如何使用joblib.dump在s3上保存sklearn模型?

时间:2019-06-12 23:55:36

标签: python amazon-web-services amazon-s3 scikit-learn joblib

我有一个sklearn模型,我想使用joblib.dump将pickle文件保存在我的s3存储桶中

我使用joblib.dump(model, 'model.pkl')在本地保存模型,但是我不知道如何将其保存到s3存储桶。

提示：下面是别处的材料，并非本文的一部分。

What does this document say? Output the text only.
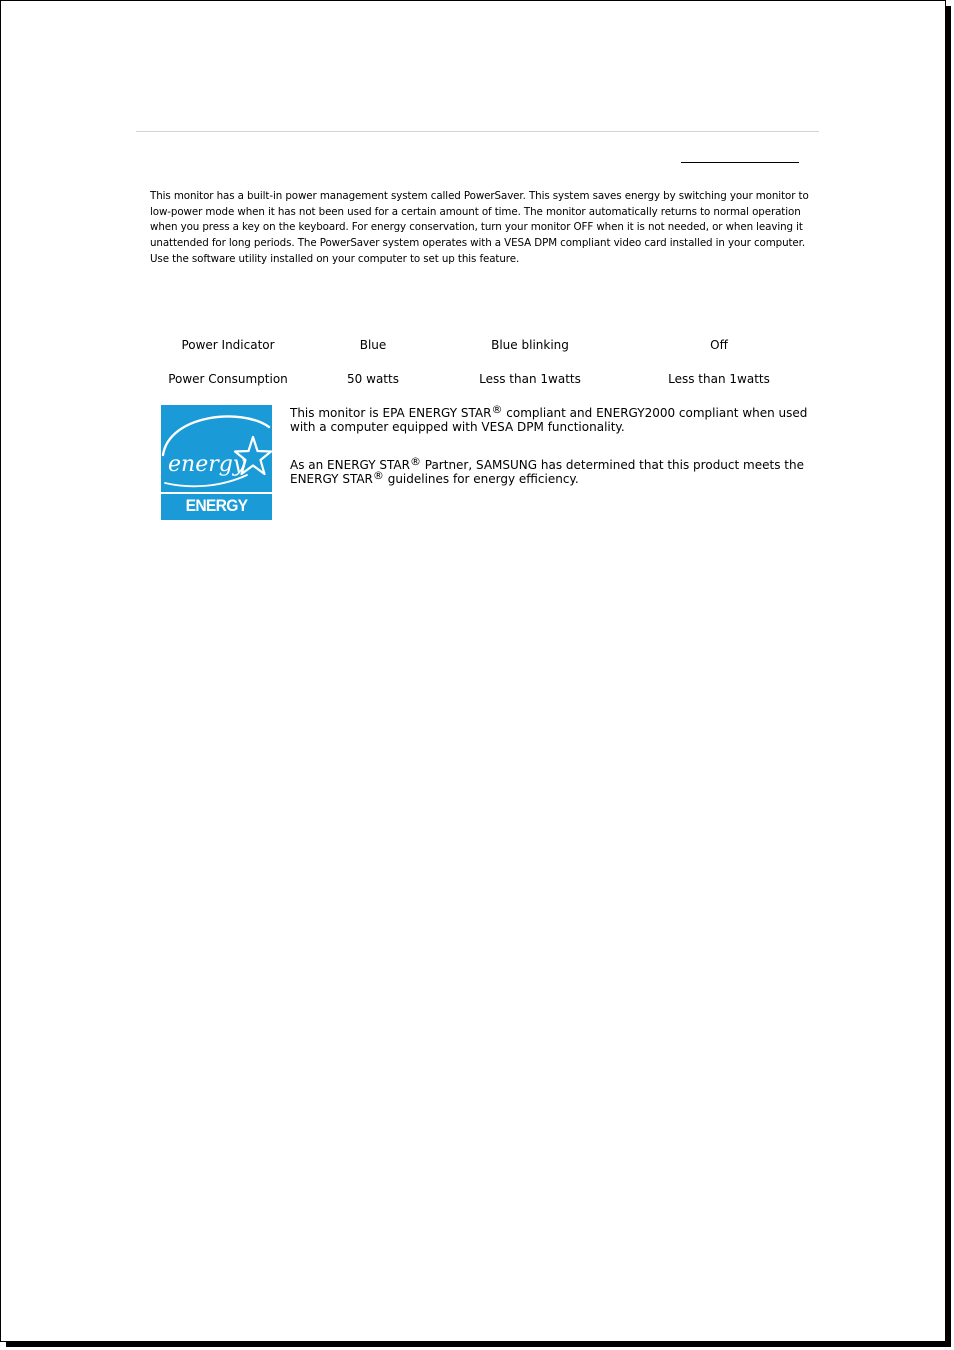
This monitor has a built-in power management system called PowerSaver. This system saves energy by switching your monitor to low-power mode when it has not been used for a certain amount of time. The monitor automatically returns to normal operation when you press a key on the keyboard. For energy conservation, turn your monitor OFF when it is not needed, or when leaving it unattended for long periods. The PowerSaver system operates with a VESA DPM compliant video card installed in your computer. Use the software utility installed on your computer to set up this feature.
Power Indicator	Blue	Blue blinking	Off
Power Consumption	50 watts	Less than 1watts	Less than 1watts
energy
ENERGY STAR
This monitor is EPA ENERGY STAR® compliant and ENERGY2000 compliant when used with a computer equipped with VESA DPM functionality.
As an ENERGY STAR® Partner, SAMSUNG has determined that this product meets the ENERGY STAR® guidelines for energy efficiency.
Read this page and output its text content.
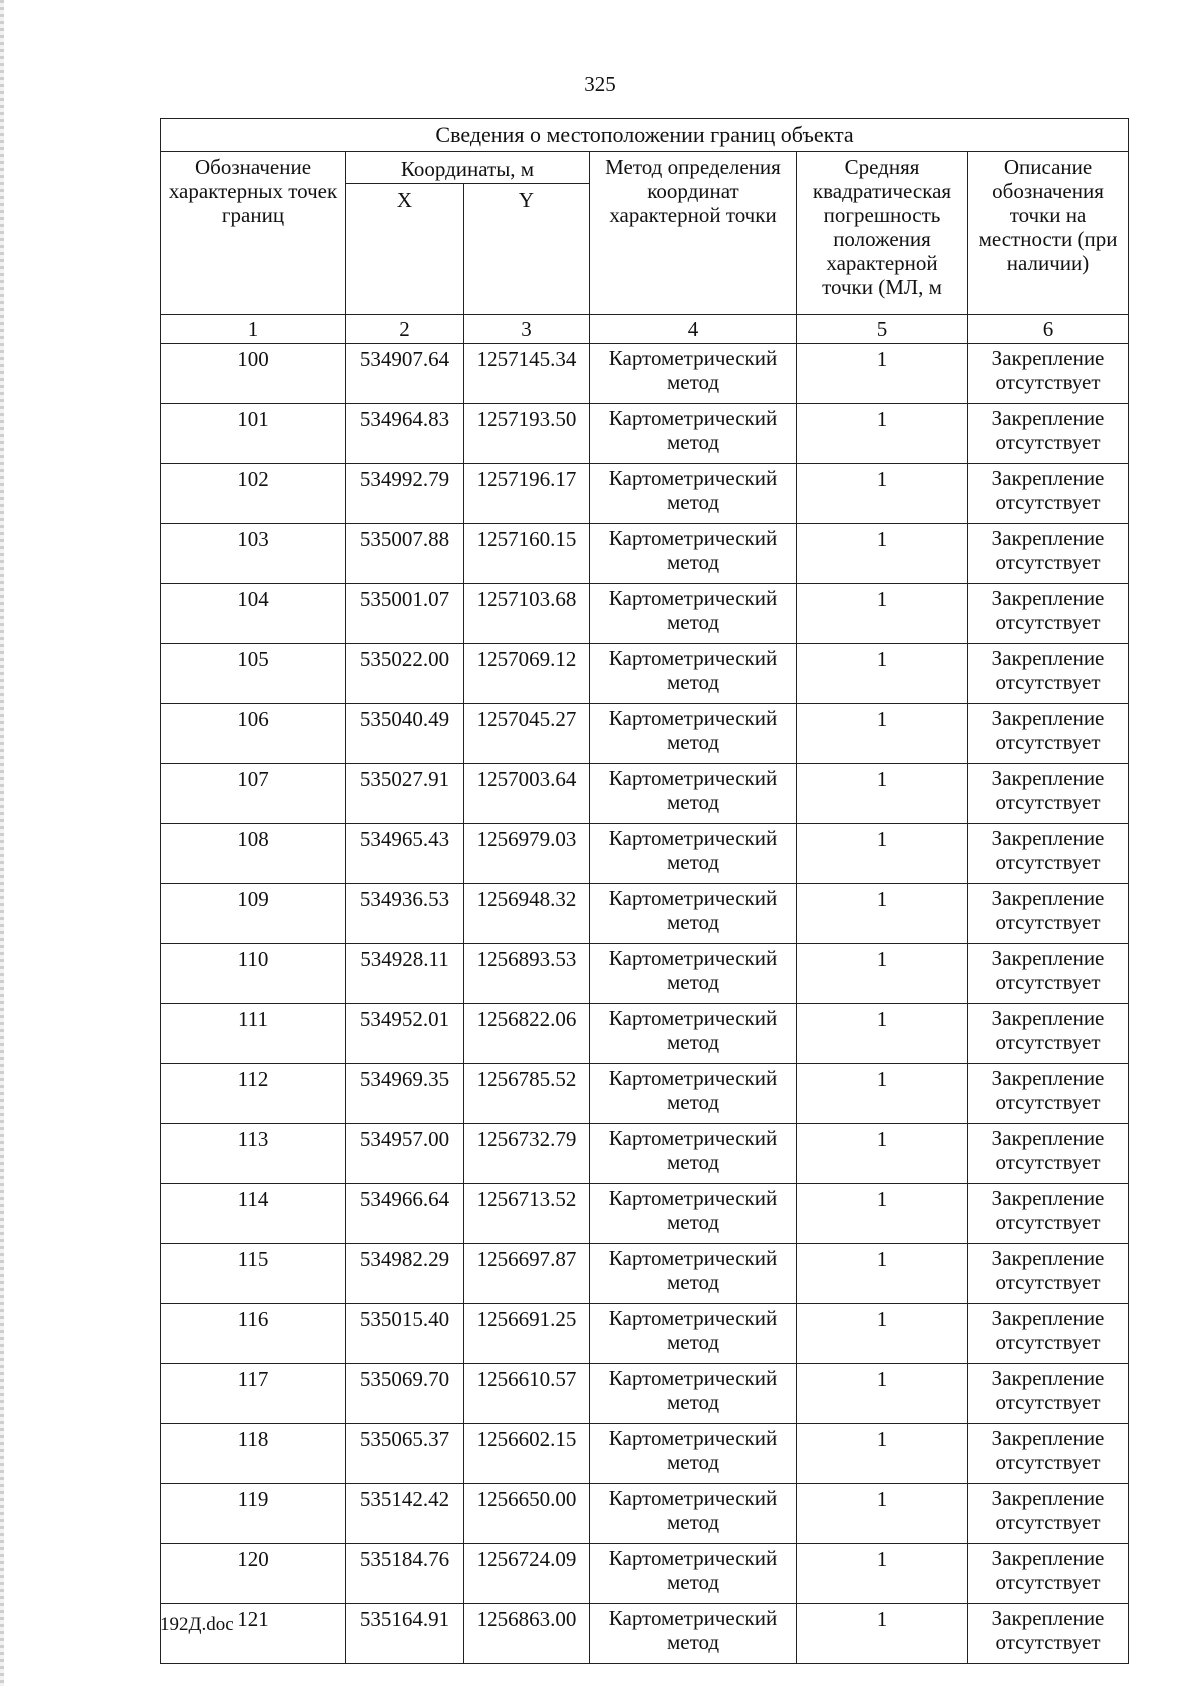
325
Сведения о местоположении границ объекта					
Обозначение характерных точек границ	Координаты, м		Метод определения координат характерной точки	Средняя квадратическая погрешность положения характерной точки (МЛ, м	Описание обозначения точки на местности (при наличии)
	X	Y			
1	2	3	4	5	6
100	534907.64	1257145.34	Картометрический метод	1	Закрепление отсутствует
101	534964.83	1257193.50	Картометрический метод	1	Закрепление отсутствует
102	534992.79	1257196.17	Картометрический метод	1	Закрепление отсутствует
103	535007.88	1257160.15	Картометрический метод	1	Закрепление отсутствует
104	535001.07	1257103.68	Картометрический метод	1	Закрепление отсутствует
105	535022.00	1257069.12	Картометрический метод	1	Закрепление отсутствует
106	535040.49	1257045.27	Картометрический метод	1	Закрепление отсутствует
107	535027.91	1257003.64	Картометрический метод	1	Закрепление отсутствует
108	534965.43	1256979.03	Картометрический метод	1	Закрепление отсутствует
109	534936.53	1256948.32	Картометрический метод	1	Закрепление отсутствует
110	534928.11	1256893.53	Картометрический метод	1	Закрепление отсутствует
111	534952.01	1256822.06	Картометрический метод	1	Закрепление отсутствует
112	534969.35	1256785.52	Картометрический метод	1	Закрепление отсутствует
113	534957.00	1256732.79	Картометрический метод	1	Закрепление отсутствует
114	534966.64	1256713.52	Картометрический метод	1	Закрепление отсутствует
115	534982.29	1256697.87	Картометрический метод	1	Закрепление отсутствует
116	535015.40	1256691.25	Картометрический метод	1	Закрепление отсутствует
117	535069.70	1256610.57	Картометрический метод	1	Закрепление отсутствует
118	535065.37	1256602.15	Картометрический метод	1	Закрепление отсутствует
119	535142.42	1256650.00	Картометрический метод	1	Закрепление отсутствует
120	535184.76	1256724.09	Картометрический метод	1	Закрепление отсутствует
121	535164.91	1256863.00	Картометрический метод	1	Закрепление отсутствует
192Д.doc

s3_resource = boto3.resource('s3')
s3_resource.Bucket('my-bucket').Object("model.pkl").put(Body=joblib.dump(model, 'model.pkl'))

我希望将腌制后的文件放在我的s3存储桶中。

3 个答案:

答案 0 :(得分:3)

这是对我有用的方法。非常简单直接。我正在使用joblib(最好用于存储大型sklearn模型),但您也可以使用pickle
另外,我正在使用临时文件来与S3进行传输。但是,如果您愿意,可以将文件存储在更永久的位置。

import tempfile
import boto3
import joblib

bucket_name = "my-bucket"
key = "model.pkl"

# WRITE
with tempfile.TemporaryFile() as fp:
    joblib.dump(model, fp)
    fp.seek(0)
    s3_resource.put_object(Body=fp.read(), Bucket=bucket_name, Key=key)

# READ
with tempfile.TemporaryFile() as fp:
    s3_resource.download_fileobj(Fileobj=fp, Bucket=bucket_name, Key=key)
    fp.seek(0)
    model = joblib.load(fp)

# DELETE
s3_resource.delete_object(Bucket=bucket_name, Key=key)

答案 1 :(得分:2)

使用以下代码将模型以.pkl或.sav格式转储到s3位置:

import tempfile
import boto3
s3 = boto3.resource('s3')

# you can dump it in .sav or .pkl format 
location = 's3://bucket_name/folder_name/'
model_filename = 'model.sav'  # use any extension you want (.pkl or .sav)
OutputFile = location + model_filename

# WRITE
with tempfile.TemporaryFile() as fp:
    joblib.dump(scikit_learn_model, fp)
    fp.seek(0)
    # use bucket_name and OutputFile - s3 location path in string format.
    s3.Bucket('bucket_name').put_object(Key= OutputFile, Body=fp.read())

答案 2 :(得分:0)

Just correcting Sayali Sonawane's answer:

import tempfile
import boto3
s3 = boto3.resource('s3')

# you can dump it in .sav or .pkl format 
location = 'folder_name/' # THIS is the change to make the code work
model_filename = 'model.sav'  # use any extension you want (.pkl or .sav)
OutputFile = location + model_filename

# WRITE
with tempfile.TemporaryFile() as fp:
    joblib.dump(scikit_learn_model, fp)
    fp.seek(0)
    # use bucket_name and OutputFile - s3 location path in string format.
    s3.Bucket('bucket_name').put_object(Key= OutputFile, Body=fp.read())